Galípolo: Falta de controle em precatórios e seus efeitos
O CNJ e o Banco Central, liderados por Edson Fachin e Gabriel Galípolo, iniciaram um grupo para aprimorar o controle de precatórios. A falta de controle premia comportamentos indesejados, afirmam os líderes.
Galípolo: Falta de controle em precatórios "premia comportamentos indesejados"
O Conselho Nacional de Justiça (CNJ) e o Banco Central (BC) estabeleceram um grupo para propor melhorias na sistemática nacional de registro, rastreabilidade e controle da compra e venda de precatórios. A portaria foi assinada pelos presidentes do CNJ, Edson Fachin, e do BC, Gabriel Galípolo, em uma cerimônia na manhã de quarta-feira, 12, na sede do Supremo.

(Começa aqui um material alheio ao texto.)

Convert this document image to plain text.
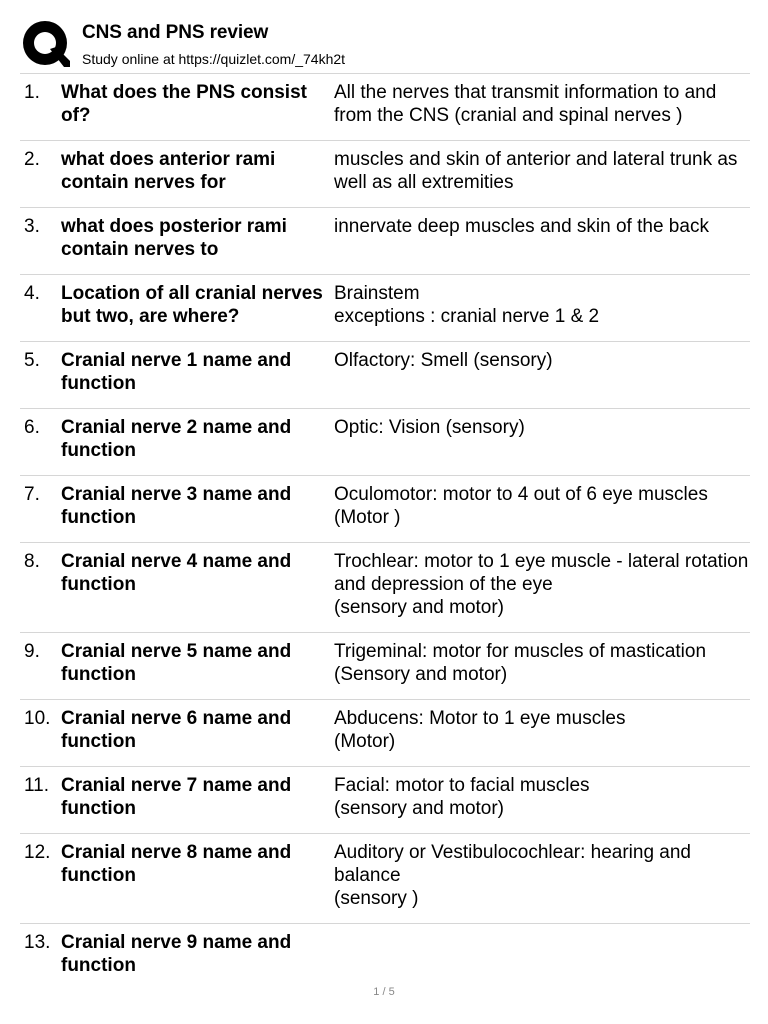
CNS and PNS review
Study online at https://quizlet.com/_74kh2t
1.	What does the PNS consist of?
All the nerves that transmit information to and from the CNS (cranial and spinal nerves )
2.	what does anterior rami contain nerves for
muscles and skin of anterior and lateral trunk as well as all extremities
3.	what does posterior rami contain nerves to
innervate deep muscles and skin of the back
4.	Location of all cranial nerves but two, are where?
Brainstem
exceptions : cranial nerve 1 & 2
5.	Cranial nerve 1 name and function
Olfactory: Smell (sensory)
6.	Cranial nerve 2 name and function
Optic: Vision (sensory)
7.	Cranial nerve 3 name and function
Oculomotor: motor to 4 out of 6 eye muscles (Motor )
8.	Cranial nerve 4 name and function
Trochlear: motor to 1 eye muscle - lateral rotation and depression of the eye
(sensory and motor)
9.	Cranial nerve 5 name and function
Trigeminal: motor for muscles of mastication (Sensory and motor)
10. Cranial nerve 6 name and function
Abducens: Motor to 1 eye muscles
(Motor)
11. Cranial nerve 7 name and function
Facial: motor to facial muscles
(sensory and motor)
12. Cranial nerve 8 name and function
Auditory or Vestibulocochlear: hearing and balance
(sensory )
13. Cranial nerve 9 name and function
1 / 5
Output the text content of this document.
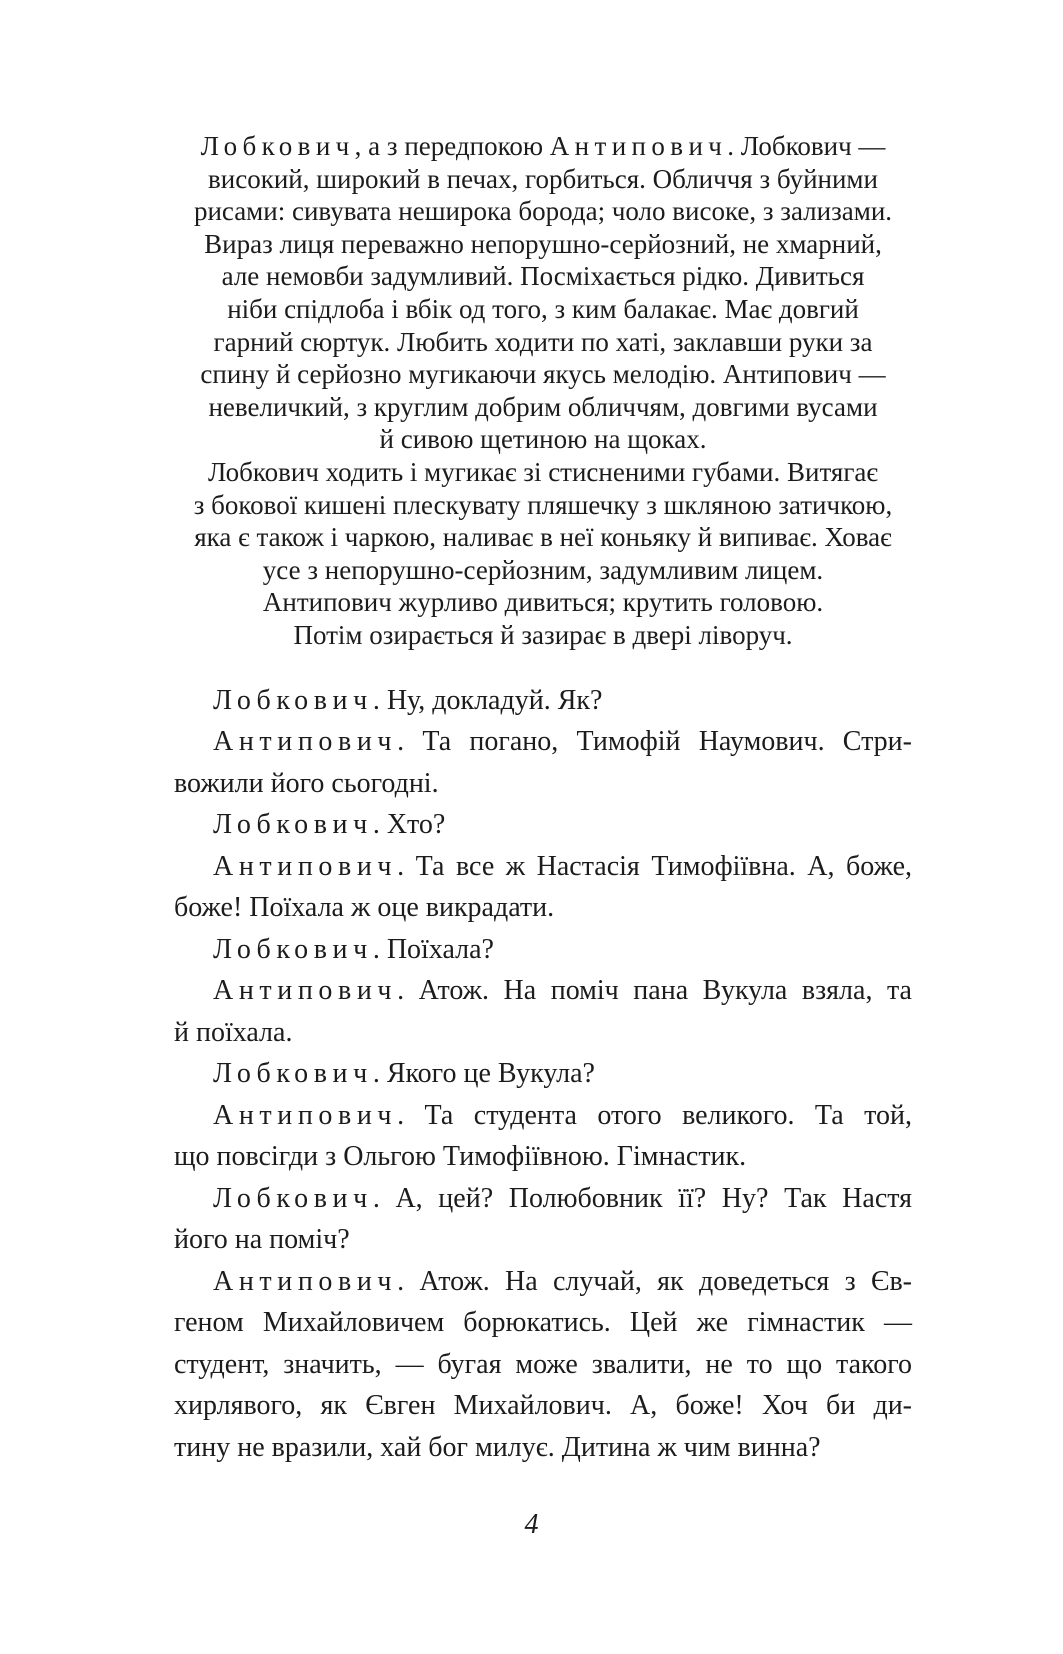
Лобкович, а з передпокою Антипович. Лобкович —
високий, широкий в печах, горбиться. Обличчя з буйними
рисами: сивувата неширока борода; чоло високе, з зализами.
Вираз лиця переважно непорушно-серйозний, не хмарний,
але немовби задумливий. Посміхається рідко. Дивиться
ніби спідлоба і вбік од того, з ким балакає. Має довгий
гарний сюртук. Любить ходити по хаті, заклавши руки за
спину й серйозно мугикаючи якусь мелодію. Антипович —
невеличкий, з круглим добрим обличчям, довгими вусами
й сивою щетиною на щоках.
Лобкович ходить і мугикає зі стисненими губами. Витягає
з бокової кишені плескувату пляшечку з шкляною затичкою,
яка є також і чаркою, наливає в неї коньяку й випиває. Ховає
усе з непорушно-серйозним, задумливим лицем.
Антипович журливо дивиться; крутить головою.
Потім озирається й зазирає в двері ліворуч.
Лобкович. Ну, докладуй. Як?
Антипович. Та погано, Тимофій Наумович. Стри-
вожили його сьогодні.
Лобкович. Хто?
Антипович. Та все ж Настасія Тимофіївна. А, боже,
боже! Поїхала ж оце викрадати.
Лобкович. Поїхала?
Антипович. Атож. На поміч пана Вукула взяла, та
й поїхала.
Лобкович. Якого це Вукула?
Антипович. Та студента отого великого. Та той,
що повсігди з Ольгою Тимофіївною. Гімнастик.
Лобкович. А, цей? Полюбовник її? Ну? Так Настя
його на поміч?
Антипович. Атож. На случай, як доведеться з Єв-
геном Михайловичем борюкатись. Цей же гімнастик —
студент, значить, — бугая може звалити, не то що такого
хирлявого, як Євген Михайлович. А, боже! Хоч би ди-
тину не вразили, хай бог милує. Дитина ж чим винна?
4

"Trata-se, em suma, de exigir mais transparência desses títulos a fim de evitar fraudes e impedir que sejam utilizados para acobertar crimes", afirmou Fachin. A busca por maior clareza no manejo dos precatórios é uma resposta à necessidade de combater a utilização indevida desses títulos.
Fachin também destacou que o precatório não deve ser um instrumento para obtenção de recursos de forma ilícita, nem para "enganar" vulneráveis ou para encobrir falsidades documentais. "Quando uma instituição financeira se utiliza de precatório para praticar ilícitos bancários, compromete não apenas a legalidade da operação, mas a própria confiança depositada no sistema financeiro", acrescentou.
Além disso, Fachin observou que a melhoria no controle dos precatórios contribui indiretamente para o controle da inflação conduzido pelo BC, "na medida em que preserva as funções essenciais da moeda nacional, qualidade de conta, meio de troca e reserva de valor".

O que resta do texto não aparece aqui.